Sitting comfortably in 2020, it almost feels archaic to begin a discussion surrounding gender disparity in the music industry. Yet here we are. The sheer extremes of gender inequality in the realm of music making is, and has, been blatantly obvious for generations and unfortunately will continue to be. But what are we, as both an industry and general listeners, doing to tackle it?

It’s easy to see the likes of Beyonce, Lady Gaga and Taylor Swift winning award after award and assume that there is nothing wrong – these women are huge and appear to dominate a lot of sales! How can there be an issue? While the success of these women may grab the headlines, the vast majority of awards go to men. And perhaps we don’t quite notice the stark disparity when we see charts like the Billboard’s year-end Hot 100.

A study was led by Dr. Stacy L. Smith, later releasing a report titled “Inclusion in the Recording Studio, which aimed to study the gender and race of the music industry’s core professions.
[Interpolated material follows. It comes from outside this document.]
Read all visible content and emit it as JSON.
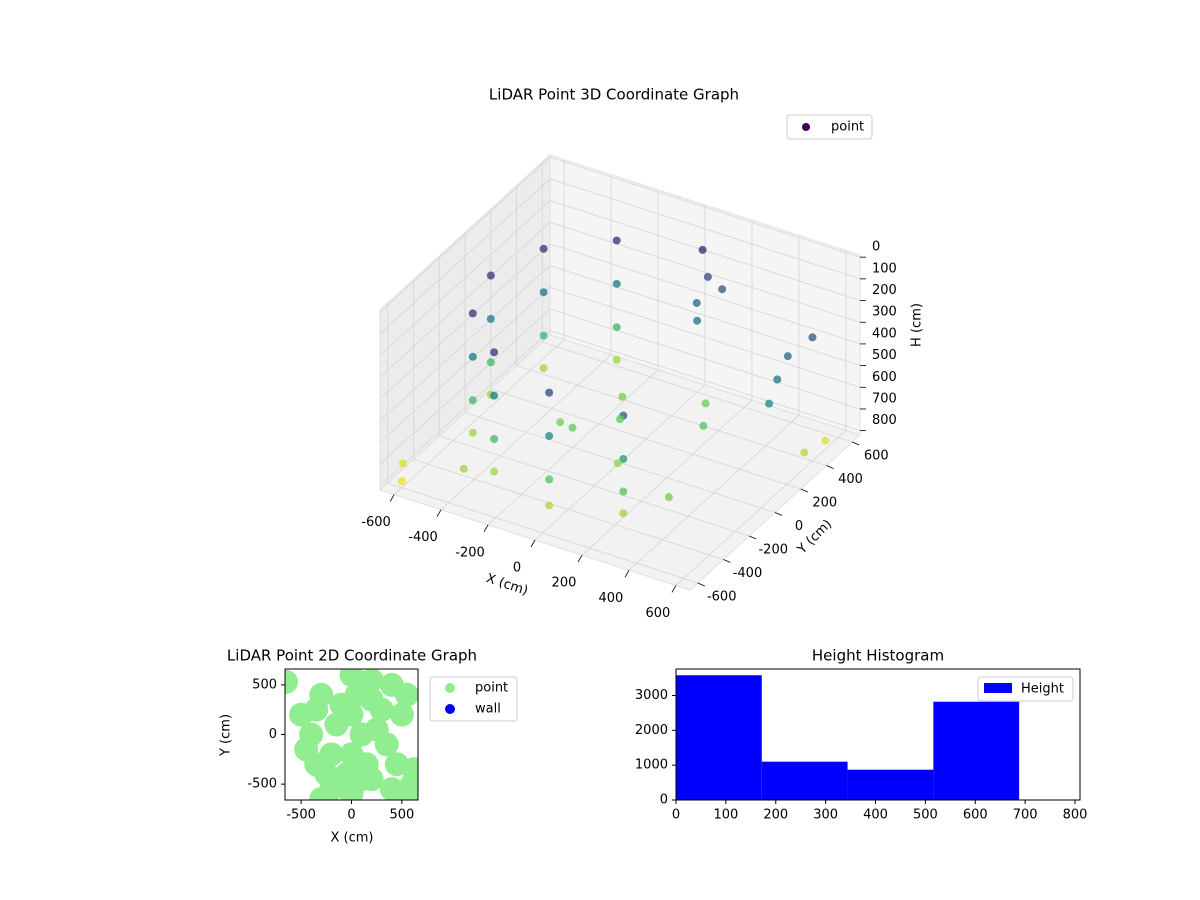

To do this, the researchers looked at the top 700 songs on the Billboard’s year-end Hot 100 chart, between the years 2012 and 2018.

The study found that, over the past six years, the representation of music (pop, primarily) has been getting lower, rather than rising as we would hope and expect. In the analysis of the 700 songs, the study found that of 1,239 performing artists, only 22.4% of them were women. The numbers continue to drop however when we look at those behind the scenes and we find that of the 2,767 songwriters credited on those songs, just 12.3% of them were women. Moreover, female producers proved to be even rarer, with a staggering 2% in a subset of 300 songs across the same period.

It has, of course, been obvious for generations that a woman’s place in the music industry is one of great difficulty. Their ability to contribute is stunted as they are shut out of the process before they can even begin, and for this the listener has no choice. We cannot imagine that the listener only wants to listen to male artists, it is simply the choice they are given.

It’s difficult to try and imagine a solution to something that we, quite often, feel there is no solution for. The problems of gender disparity in the music industry feel so deeply rooted that the task feels of mammoth proportions. Listening to more female artists is, of course, the first and easiest step to make, but the inherent issues prevent female artists, producers and songwriters from making there way to popular mediums for the public to listen to.

We have a long way to go to close the gender gap in the music industry, especially the pop music industry, so I ask you – what do you think we can do to close it, and what ratio of male:female music do you listen to? I’d be interested to find out!